At this point in time, before the advent of tiki culture and while most distinguished drinkers were ordering highballs or martinis, rum also suggested more of an outlaw image, evoking Caribbean pirates or rumrunners from Cuba during Prohibition—the sort of colorful connotation that would appeal to these irrepressible newshounds.

Ralph Bellamy, Cary Grant, and Rosalind Russell in His Girl Friday (1940)

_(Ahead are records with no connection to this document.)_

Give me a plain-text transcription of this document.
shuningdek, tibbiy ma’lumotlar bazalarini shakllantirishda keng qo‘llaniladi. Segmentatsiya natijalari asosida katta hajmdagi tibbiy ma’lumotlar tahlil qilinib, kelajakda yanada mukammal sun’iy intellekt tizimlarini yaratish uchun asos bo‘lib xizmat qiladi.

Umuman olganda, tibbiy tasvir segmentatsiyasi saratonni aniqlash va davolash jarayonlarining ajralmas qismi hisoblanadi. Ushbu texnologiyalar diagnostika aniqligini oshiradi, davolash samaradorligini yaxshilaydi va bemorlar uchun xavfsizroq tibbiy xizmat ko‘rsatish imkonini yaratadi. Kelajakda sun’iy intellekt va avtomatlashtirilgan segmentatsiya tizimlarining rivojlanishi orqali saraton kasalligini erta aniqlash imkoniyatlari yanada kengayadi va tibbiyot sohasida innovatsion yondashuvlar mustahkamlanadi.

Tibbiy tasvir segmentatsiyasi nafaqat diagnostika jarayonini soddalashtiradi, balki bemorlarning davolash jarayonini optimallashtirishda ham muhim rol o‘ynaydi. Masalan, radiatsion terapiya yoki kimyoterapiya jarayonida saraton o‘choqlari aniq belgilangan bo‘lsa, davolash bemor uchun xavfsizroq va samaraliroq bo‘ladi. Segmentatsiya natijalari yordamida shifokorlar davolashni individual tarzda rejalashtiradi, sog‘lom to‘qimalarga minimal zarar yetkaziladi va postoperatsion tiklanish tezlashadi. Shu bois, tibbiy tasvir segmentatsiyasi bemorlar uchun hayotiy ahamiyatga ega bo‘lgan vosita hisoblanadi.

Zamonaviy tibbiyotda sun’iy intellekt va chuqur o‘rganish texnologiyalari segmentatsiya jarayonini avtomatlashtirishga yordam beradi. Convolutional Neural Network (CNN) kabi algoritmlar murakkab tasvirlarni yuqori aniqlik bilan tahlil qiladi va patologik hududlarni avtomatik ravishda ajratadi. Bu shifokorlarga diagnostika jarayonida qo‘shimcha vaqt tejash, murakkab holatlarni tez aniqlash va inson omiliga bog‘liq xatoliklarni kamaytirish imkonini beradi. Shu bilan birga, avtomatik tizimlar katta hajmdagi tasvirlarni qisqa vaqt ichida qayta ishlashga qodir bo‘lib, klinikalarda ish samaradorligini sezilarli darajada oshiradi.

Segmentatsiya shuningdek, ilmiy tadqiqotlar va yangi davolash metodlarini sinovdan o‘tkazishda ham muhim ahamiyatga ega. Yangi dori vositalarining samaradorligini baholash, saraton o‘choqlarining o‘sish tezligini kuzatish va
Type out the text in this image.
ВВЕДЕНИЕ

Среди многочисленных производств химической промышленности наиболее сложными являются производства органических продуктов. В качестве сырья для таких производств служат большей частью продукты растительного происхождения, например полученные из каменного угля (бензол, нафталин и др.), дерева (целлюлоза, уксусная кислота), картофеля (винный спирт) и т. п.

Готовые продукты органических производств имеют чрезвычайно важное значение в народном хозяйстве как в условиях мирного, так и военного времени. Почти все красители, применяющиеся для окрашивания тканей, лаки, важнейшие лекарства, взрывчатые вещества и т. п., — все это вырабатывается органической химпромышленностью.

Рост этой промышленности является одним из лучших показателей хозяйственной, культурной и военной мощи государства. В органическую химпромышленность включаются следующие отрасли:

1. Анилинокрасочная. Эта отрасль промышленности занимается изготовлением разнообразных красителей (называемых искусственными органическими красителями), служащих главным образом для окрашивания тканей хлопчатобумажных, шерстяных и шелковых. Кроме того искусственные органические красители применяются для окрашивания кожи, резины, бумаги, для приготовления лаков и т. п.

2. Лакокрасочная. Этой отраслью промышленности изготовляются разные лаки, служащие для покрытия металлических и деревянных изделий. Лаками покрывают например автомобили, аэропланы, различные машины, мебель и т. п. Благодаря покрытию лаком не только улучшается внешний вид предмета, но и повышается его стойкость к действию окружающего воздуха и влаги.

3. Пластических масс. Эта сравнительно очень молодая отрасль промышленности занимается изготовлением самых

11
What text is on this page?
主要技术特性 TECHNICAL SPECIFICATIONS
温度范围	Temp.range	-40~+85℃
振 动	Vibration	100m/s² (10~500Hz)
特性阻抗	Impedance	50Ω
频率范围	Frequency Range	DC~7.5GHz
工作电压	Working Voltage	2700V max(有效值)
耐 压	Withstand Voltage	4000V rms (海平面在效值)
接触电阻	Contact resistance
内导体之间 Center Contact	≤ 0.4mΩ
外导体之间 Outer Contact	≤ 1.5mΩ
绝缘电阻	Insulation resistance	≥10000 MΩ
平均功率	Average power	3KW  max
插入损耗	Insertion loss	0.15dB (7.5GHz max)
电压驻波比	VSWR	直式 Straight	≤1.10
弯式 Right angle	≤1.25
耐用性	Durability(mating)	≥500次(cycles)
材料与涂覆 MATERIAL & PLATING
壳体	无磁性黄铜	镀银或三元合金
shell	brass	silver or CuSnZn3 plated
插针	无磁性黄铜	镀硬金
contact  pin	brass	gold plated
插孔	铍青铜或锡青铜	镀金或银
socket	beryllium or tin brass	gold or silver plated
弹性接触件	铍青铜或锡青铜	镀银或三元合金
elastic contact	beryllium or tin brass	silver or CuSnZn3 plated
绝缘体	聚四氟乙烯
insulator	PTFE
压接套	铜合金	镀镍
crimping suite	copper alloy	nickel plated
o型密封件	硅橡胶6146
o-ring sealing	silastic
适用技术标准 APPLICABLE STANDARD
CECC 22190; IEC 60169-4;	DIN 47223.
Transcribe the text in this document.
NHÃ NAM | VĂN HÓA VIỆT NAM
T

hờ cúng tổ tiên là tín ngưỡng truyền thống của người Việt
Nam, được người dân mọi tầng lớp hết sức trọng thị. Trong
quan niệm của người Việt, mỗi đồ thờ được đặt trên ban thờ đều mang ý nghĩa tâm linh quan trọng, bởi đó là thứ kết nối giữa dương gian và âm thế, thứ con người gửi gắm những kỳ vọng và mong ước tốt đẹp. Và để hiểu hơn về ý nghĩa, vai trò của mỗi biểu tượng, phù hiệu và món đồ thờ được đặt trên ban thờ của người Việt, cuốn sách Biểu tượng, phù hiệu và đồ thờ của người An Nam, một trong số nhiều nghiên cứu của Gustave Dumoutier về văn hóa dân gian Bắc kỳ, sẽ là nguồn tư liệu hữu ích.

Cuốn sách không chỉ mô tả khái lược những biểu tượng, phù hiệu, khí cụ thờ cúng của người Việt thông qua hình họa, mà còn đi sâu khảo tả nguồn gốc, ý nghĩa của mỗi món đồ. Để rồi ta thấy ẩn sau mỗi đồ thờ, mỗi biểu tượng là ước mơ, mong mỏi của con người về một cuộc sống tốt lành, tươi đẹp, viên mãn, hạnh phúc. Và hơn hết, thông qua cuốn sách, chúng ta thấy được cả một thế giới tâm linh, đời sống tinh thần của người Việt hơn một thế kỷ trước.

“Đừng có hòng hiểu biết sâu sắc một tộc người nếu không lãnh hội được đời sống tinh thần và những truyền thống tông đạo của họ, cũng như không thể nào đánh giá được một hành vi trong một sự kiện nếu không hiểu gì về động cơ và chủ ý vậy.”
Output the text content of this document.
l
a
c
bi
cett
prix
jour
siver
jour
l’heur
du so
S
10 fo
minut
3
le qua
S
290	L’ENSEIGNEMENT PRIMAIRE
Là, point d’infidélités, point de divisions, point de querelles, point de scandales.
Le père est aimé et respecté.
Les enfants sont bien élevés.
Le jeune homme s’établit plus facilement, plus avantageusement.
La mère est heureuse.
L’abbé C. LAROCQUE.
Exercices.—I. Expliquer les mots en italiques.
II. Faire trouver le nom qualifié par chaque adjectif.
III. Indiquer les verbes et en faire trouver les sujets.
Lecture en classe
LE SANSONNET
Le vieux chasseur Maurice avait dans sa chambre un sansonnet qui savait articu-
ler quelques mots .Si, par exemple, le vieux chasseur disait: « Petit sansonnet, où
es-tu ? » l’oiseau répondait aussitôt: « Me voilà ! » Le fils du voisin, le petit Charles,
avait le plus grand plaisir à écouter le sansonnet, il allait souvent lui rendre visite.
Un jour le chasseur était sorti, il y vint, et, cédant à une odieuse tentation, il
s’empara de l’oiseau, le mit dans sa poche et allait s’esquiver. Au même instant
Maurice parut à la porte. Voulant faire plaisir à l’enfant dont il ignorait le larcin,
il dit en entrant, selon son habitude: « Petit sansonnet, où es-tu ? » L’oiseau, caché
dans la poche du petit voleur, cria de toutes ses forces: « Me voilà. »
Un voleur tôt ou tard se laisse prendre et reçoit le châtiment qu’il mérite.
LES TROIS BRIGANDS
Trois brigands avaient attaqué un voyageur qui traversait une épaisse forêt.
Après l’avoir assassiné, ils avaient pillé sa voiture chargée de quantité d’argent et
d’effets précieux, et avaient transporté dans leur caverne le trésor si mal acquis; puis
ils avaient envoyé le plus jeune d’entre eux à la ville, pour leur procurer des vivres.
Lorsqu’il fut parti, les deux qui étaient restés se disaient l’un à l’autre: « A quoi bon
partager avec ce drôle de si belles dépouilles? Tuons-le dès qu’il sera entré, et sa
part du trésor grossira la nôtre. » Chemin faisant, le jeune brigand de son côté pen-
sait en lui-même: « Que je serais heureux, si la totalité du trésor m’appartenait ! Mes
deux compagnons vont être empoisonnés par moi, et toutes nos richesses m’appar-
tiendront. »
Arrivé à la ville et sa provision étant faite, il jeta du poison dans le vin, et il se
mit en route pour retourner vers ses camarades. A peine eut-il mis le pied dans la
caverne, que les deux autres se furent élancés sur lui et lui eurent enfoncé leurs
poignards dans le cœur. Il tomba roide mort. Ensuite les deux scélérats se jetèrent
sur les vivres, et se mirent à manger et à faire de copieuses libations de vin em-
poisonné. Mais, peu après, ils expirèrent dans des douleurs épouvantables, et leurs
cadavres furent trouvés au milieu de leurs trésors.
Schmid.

The lunch sequence also features one of my favorite moments from His Girl Friday, as Walter pulls Hildy’s lit match toward his mouth to light his own Chesterfield, a gesture of shared intimacy that demonstrates their undeniable chemistry to poor Bruce.

How to Get the Look

Cary Grant in His Girl Friday (1940)

As expected of a Cary Grant character, Walter Burns dresses to contemporary perfection, blending elegance and practicality in his glen plaid double-breasted suit that he complements with both boutonnière and pocket square in addition to the newspaperman’s trusty—if not particularly attractive—hat.

  • Glen plaid wool suit:
    • Double-breasted 6×2-button jacket with broad peak lapels, welted breast pocket, straight jetted hip pockets, 4-button cuffs, and ventless back
    • Double forward-pleated trousers with buckle-tab side adjusters, side pockets, button-through back pockets, and turn-ups/cuffs
  • Light-colored cotton shirt with wide spread collar, front placket, and double/French cuffs
    • Metal cuff links
  • Dark tie
  • Dark leather cap-toe oxford shoes
  • Dark felt business trilby with round telescope-style crown and narrow grosgrain band
  • Plain pinky ring
  • Red carnation boutonnière
  • Colorful silk pocket square

Do Yourself a Favor and…

Check out the movie. Due to the fact that His Girl Friday‘s copyright was never renewed, many low-cost (or free to stream) copies exist in various quality, but it’s best to make sure you’re seeing the original as Hawks intended.

The Quote

You’ve got an old fashioned idea divorce is something that lasts forever, “’til death do us part.” Why divorce doesn’t mean anything nowadays, Hildy, just a few words mumbled over you by a judge.

One comment

  1. Teeritz

    This movie’s in my Top 3. I recorded it onto VHS off tv back in the mid ‘80s when it screened as a midday movie and then watched it EVERY NIGHT at 10:00pm for over a month.
    Got the Criterion Collection version on DVD a couple of years ago.
    Grant’s suit in this film is perfect. Did he wear it again in “Mr Lucky” (another great film!) a couple of years later?
    My only minor gripe is Burn’s hat. I’d have preferred to see Mr Grant in a fedora instead of a trilby. Still, it was better than that big, wide brimmed thing that he wore in “Only Angels Have Wings” (another of my Top 5 – CG is my favorite of the old Hollywood era, neck-and-neck with Bogart).